I dostał Ecusimę, a wybrałem wielkość 1000. 

Edited by Jotes
Link to comment
Share on other sites

Nie chwalcie dnia przed zachodem słońca - jak mawiali starożytni. 

 

Co tu pisać? Wszystko widać, a mina sama mówi za siebie...   :(

 

post-1521-0-31690100-1413720655_thumb.jpg

 

Tak się kijek złożył pod braniem okonia widocznego na zdjęciu. Huknął "jak diabeł z pistoletu" tuż przy łodzi, a kijek trach! Musi, jakieś uszkodzenie miał i strzelił. Teraz przetestuję serwis Kongera. ;)

Edited by Jotes
Link to comment
Share on other sites

W dziwnym miejscu strzelił

 

Z moich obserwacji mogę powiedzieć, że jakoś dziwnie zachowywał się od początku, jakby miał źle rozstawione przelotki, bo właśnie w tym miejscu pod obciążeniem było największe ugięcie. Jakoś tak dziwnie, że aż sztucznie to wyglądało. Logicznym jest, że najbardziej powinna pracować wklejka, a reszta równomiernie rozkładać cały ciężar. A tu było inaczej. To miejsce najmocniej pracowało, jakby w nim był najcieńszy blank (osłabiony jakąś wadą). Tak, czy siak - kijek już oddany do naprawy. Tylko nie wiem, czy dane mi jeszcze będzie z niego skorzystać w tym sezonie, bo potrwa to ok 1 miesiąca. ;)

 

 

Mina Jotesa - bezcenna.

 

 

Trzy w jednym. ZWiZ... Zdziwiony, wściekły i załamany.   :)

 

No i nie wiem co głośniej strzeliło - kij, czy pękające wraz z nim moje serce?   :lol:

Edited by Jotes
Link to comment
Share on other sites

Używałem kilka okoniowych Kongerów, były i są do tej pory zajefajne.

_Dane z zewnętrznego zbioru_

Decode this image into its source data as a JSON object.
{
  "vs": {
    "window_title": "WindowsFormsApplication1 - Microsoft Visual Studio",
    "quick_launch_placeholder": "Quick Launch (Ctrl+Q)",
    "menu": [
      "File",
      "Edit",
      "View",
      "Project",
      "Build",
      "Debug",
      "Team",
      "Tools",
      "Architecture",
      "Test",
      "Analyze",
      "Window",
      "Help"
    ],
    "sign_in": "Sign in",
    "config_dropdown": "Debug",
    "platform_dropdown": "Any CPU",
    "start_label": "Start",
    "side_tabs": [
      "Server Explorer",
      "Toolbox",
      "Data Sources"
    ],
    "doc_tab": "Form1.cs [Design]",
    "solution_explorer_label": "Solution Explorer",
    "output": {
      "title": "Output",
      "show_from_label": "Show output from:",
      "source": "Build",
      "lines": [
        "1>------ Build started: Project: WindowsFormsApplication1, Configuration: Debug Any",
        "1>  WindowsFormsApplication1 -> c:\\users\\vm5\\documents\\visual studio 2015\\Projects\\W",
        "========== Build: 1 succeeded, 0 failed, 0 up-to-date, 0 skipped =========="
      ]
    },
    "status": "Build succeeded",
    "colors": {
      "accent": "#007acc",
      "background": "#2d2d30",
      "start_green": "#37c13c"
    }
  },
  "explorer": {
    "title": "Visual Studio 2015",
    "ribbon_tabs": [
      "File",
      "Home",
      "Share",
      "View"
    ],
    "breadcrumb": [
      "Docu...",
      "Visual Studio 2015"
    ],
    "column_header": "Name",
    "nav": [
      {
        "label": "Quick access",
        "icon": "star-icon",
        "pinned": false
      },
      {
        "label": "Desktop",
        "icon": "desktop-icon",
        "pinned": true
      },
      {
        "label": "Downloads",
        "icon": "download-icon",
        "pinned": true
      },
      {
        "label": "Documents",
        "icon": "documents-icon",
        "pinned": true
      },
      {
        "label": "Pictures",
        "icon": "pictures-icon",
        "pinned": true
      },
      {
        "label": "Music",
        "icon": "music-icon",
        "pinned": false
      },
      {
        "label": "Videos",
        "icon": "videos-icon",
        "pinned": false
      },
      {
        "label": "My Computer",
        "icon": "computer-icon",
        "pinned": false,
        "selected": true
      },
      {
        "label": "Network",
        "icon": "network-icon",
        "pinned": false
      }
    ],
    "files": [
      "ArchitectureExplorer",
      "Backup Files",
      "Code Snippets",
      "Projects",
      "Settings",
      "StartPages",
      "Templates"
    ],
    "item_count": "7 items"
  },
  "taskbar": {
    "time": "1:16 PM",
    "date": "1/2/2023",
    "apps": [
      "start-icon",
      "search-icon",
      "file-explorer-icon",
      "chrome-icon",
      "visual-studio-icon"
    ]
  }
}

Miałem trzy rozmiary i nie powiem złego słowa ale ten Konger.... hmmm, pewnie miał przedobrzone ścianki, kruche i cienkie.

Czyli mamy pierwszą opinię, faktycznie minka bezcenna ;)

 

Tanio kupić to dobrze kupić ale czy zawsze?

Jak widać wyjątek potwierdza regułę.

Może to tylko pech?

Link to comment
Share on other sites


Używałem kilka okoniowych Kongerów, były i są do tej pory zajefajne.

 

Grzybku, ja na łodzi mam zawsze trzy wklejanki, a ostatnio były to: Konger Tiger Spinn UL 3-18 g; Konger Aviator do 10 g i Konger Virago Twist-R 1-10 g i również złego słowa o nich nie mam prawa powiedzieć. I np Tiger UL to klasyk, którego już nie kupisz, a jest zaje...fajny i niepowtarzalny. A wszystkie te kijki są kupione tanio, z niskiej półki cenowej. Ale wszędzie można trafić jakąś wadę i niekoniecznie wynika ona z taniej produkcji, czy gorszych materiałów. Ot! Po prostu feler. I tak to sobie tłumaczę.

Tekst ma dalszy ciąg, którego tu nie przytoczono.